By Tom Meade
Kalashnikovs, dilapidated cities and drone destruction gripped the audience at an overflowing screening of In the Hands of Al Qaeda on Monday 4 February at the Frontline Club. Award-winning journalist Ghaith Abdul-Ahad and producer Jamie Doran were on hand after the screening to answer questions on Yemen, al Qaeda and the making of their latest film.
The Yemeni Ambassador to the UK was also at the Club so questions on government policy,and even visa requests, were often redirected to him.
Abdul-Ahad explained how factionalised domestic politics in Yemen enabled al Qaeda’s existence within these divisions, thriving on the distrust and mutual hatred of the north and south. He said:
“The tribesmen – the separatists – they’re armed and had the capability to kick al Qaeda from the region but they have an apathy towards the state. ‘Why do we do the job of the government, we hate them, we don’t like them, they stole our land.’ This is what they say.”
He added that to persuade reticent southerners, al Qaeda would say:
“‘Look at the government, they brought the Americans, look what they’ve done [with drone strikes].’ . . . It’s this triangle of a love-hate thing – everyone is hating everyone.”
Al Qaeda’s exploitation of the north-south political divide goes even further.
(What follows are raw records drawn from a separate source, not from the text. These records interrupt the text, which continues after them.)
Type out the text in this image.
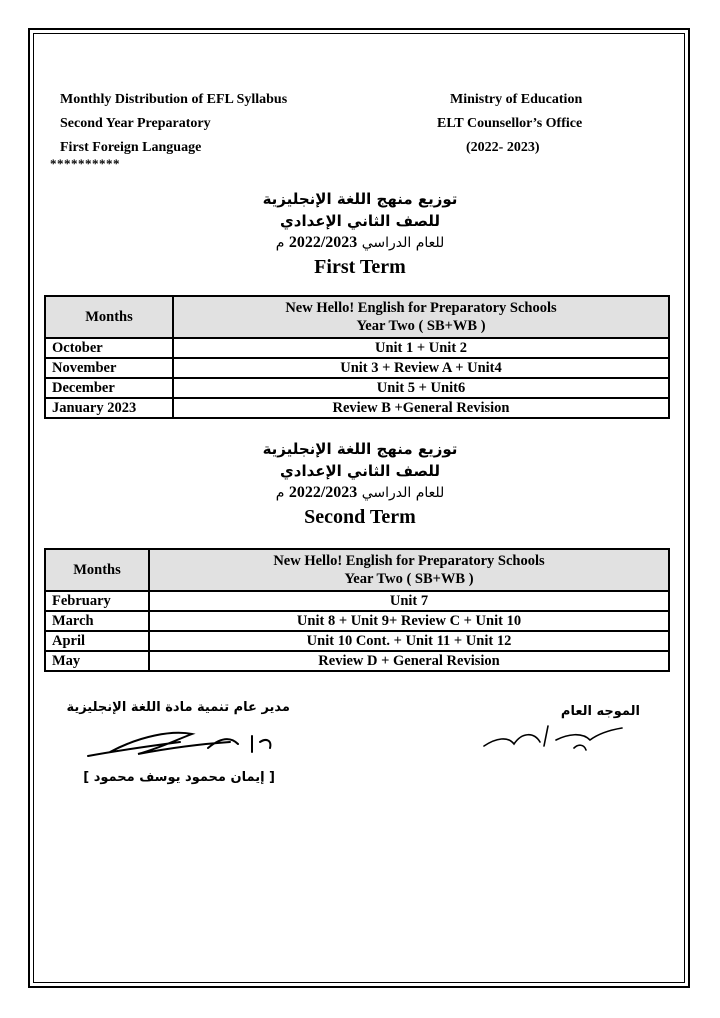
Monthly Distribution of EFL Syllabus
Second Year Preparatory
First Foreign Language
Ministry of Education
ELT Counsellor’s Office
(2022- 2023)
**********
توزيع منهج اللغة الإنجليزية
للصف الثاني الإعدادي
للعام الدراسي 2022/2023 م
First Term
Months	New Hello! English for Preparatory Schools
Year Two ( SB+WB )
October	Unit 1 + Unit 2
November	Unit 3 + Review A + Unit4
December	Unit 5 + Unit6
January 2023	Review B +General Revision
توزيع منهج اللغة الإنجليزية
للصف الثاني الإعدادي
للعام الدراسي 2022/2023 م
Second Term
Months	New Hello! English for Preparatory Schools
Year Two ( SB+WB )
February	Unit 7
March	Unit 8 + Unit 9+ Review C + Unit 10
April	Unit 10 Cont. + Unit 11 + Unit 12
May	Review D + General Revision
مدير عام تنمية مادة اللغة الإنجليزية
[ إيمان محمود يوسف محمود ]
الموجه العام
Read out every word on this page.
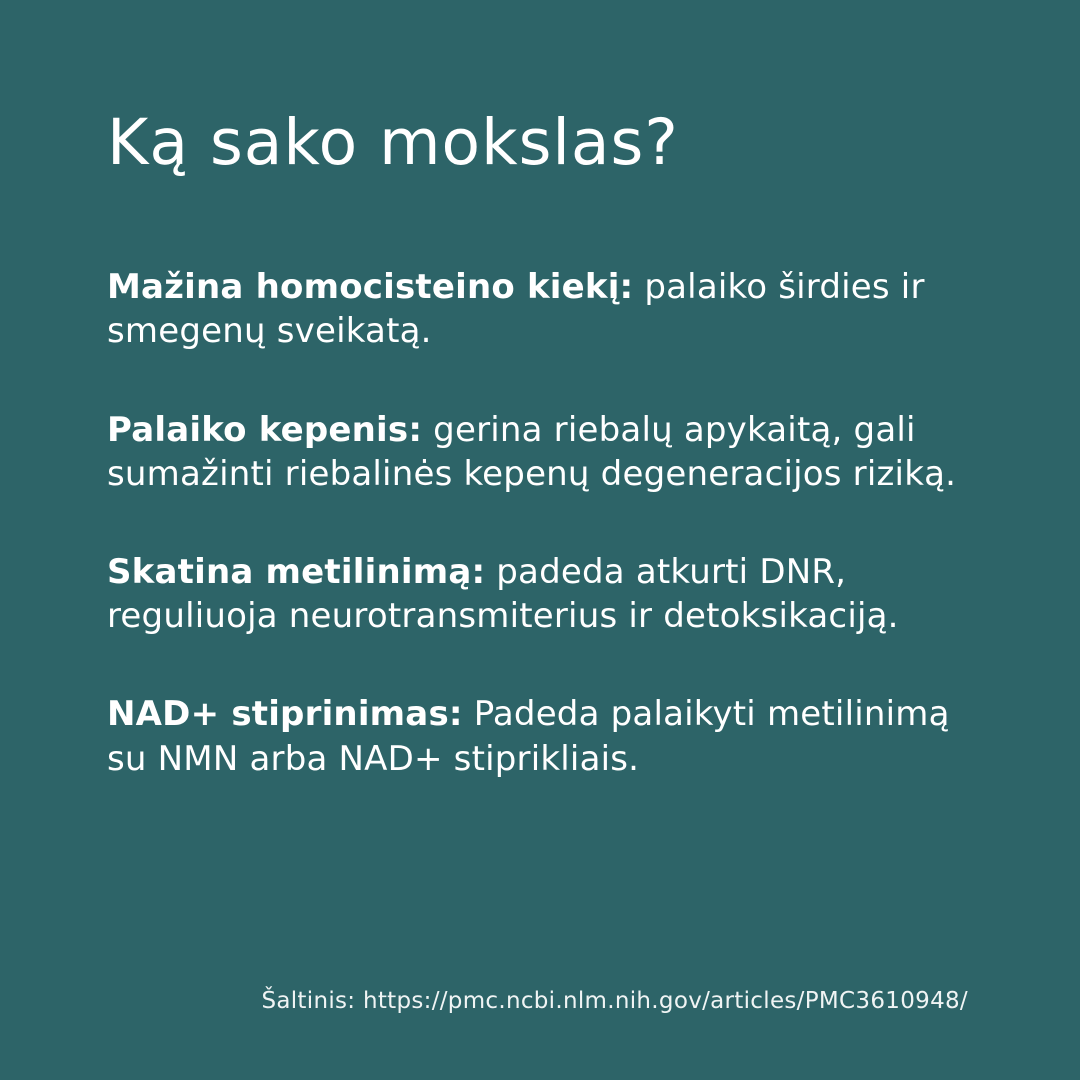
Ką sako mokslas?

Mažina homocisteino kiekį: palaiko širdies ir smegenų sveikatą.

Palaiko kepenis: gerina riebalų apykaitą, gali sumažinti riebalinės kepenų degeneracijos riziką.

Skatina metilinimą: padeda atkurti DNR, reguliuoja neurotransmiterius ir detoksikaciją.

NAD+ stiprinimas: Padeda palaikyti metilinimą su NMN arba NAD+ stiprikliais.

Šaltinis: https://pmc.ncbi.nlm.nih.gov/articles/PMC3610948/
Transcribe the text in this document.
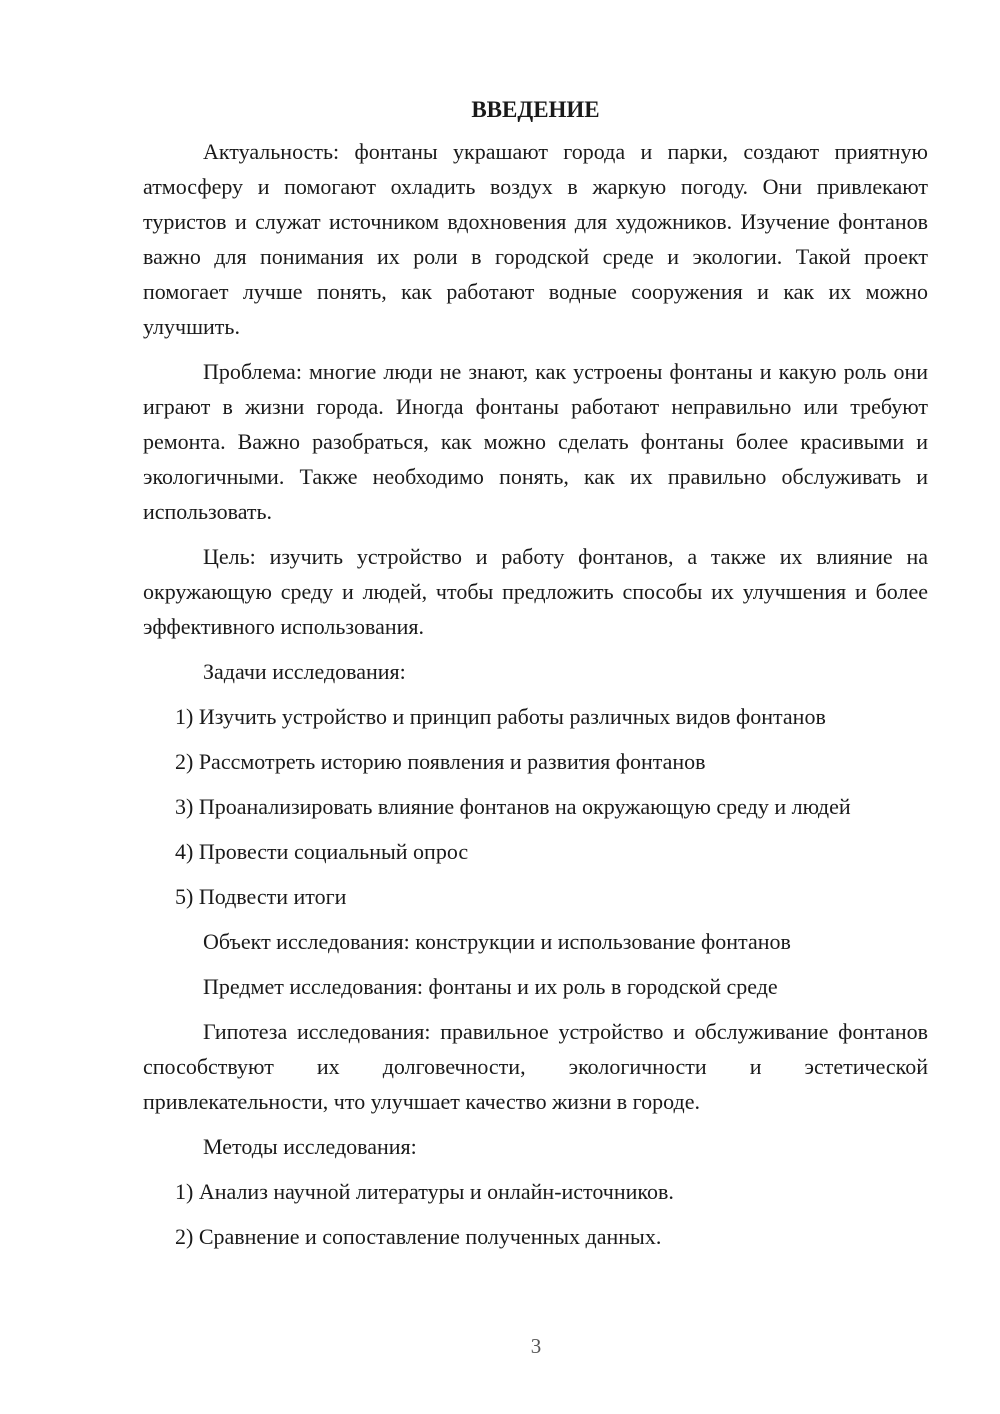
ВВЕДЕНИЕ

Актуальность: фонтаны украшают города и парки, создают приятную атмосферу и помогают охладить воздух в жаркую погоду. Они привлекают туристов и служат источником вдохновения для художников. Изучение фонтанов важно для понимания их роли в городской среде и экологии. Такой проект помогает лучше понять, как работают водные сооружения и как их можно улучшить.

Проблема: многие люди не знают, как устроены фонтаны и какую роль они играют в жизни города. Иногда фонтаны работают неправильно или требуют ремонта. Важно разобраться, как можно сделать фонтаны более красивыми и экологичными. Также необходимо понять, как их правильно обслуживать и использовать.

Цель: изучить устройство и работу фонтанов, а также их влияние на окружающую среду и людей, чтобы предложить способы их улучшения и более эффективного использования.

Задачи исследования:

1) Изучить устройство и принцип работы различных видов фонтанов

2) Рассмотреть историю появления и развития фонтанов

3) Проанализировать влияние фонтанов на окружающую среду и людей

4) Провести социальный опрос

5) Подвести итоги

Объект исследования: конструкции и использование фонтанов

Предмет исследования: фонтаны и их роль в городской среде

Гипотеза исследования: правильное устройство и обслуживание фонтанов способствуют их долговечности, экологичности и эстетической привлекательности, что улучшает качество жизни в городе.

Методы исследования:

1) Анализ научной литературы и онлайн-источников.

2) Сравнение и сопоставление полученных данных.

3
They even began an unusually pragmatic campaign to win popular support. Abdul-Ahad said:
“They brought an engineer and he connected a small village to the main grid that was going to Ja’ar, because for a long time they had to pay a bribe to get connected. They allowed UNICEF to go into the schools. . . . They were working on this hearts and minds kind of programme with the people.”
Al Qaeda filled the void left by the state drawing support from the southern population. Doran explained the importance of the southern political situation and how they tried to incorporate this extra dimension into the international version of the film.
“There is a tremendous frustration in the south that their cause is not aired publicly. You rarely hear, unfortunately, about Yemen at all in the news. Normally it’s a US drone strike.”
Abdul-Ahad said the strikes themselves become a huge part of the problem:
“The drones will kill al Qaeda people who will probably have a direct impact on the security of the United States, but for every guy, every [innocent] man killed in south Yemen, you will have 10 people joining al Qaeda. . . . It’s absurd, these whole 10 years we are still recycling these post-9/11 scenarios.”
Asked about the situation for women in al Qaeda-held territory, especially as the film’s camera operator was female, Abdul-Ahad’s reply highlighted the need to use development to tackle security issues.
“You free – you fix – the society yourself, you spread education, you work on girl’s schools. Yes, al Qaeda comes with their own ideology, but there are problems that exist in our society that have to be dealt with by a non-security, non-military solution.”
The Yemeni Ambassador in the audience fully agreed:
“There is another means to fight al Qaeda, not only in Yemen, in the whole war: poverty, taking care of the youth, education, education, education. This is very important.”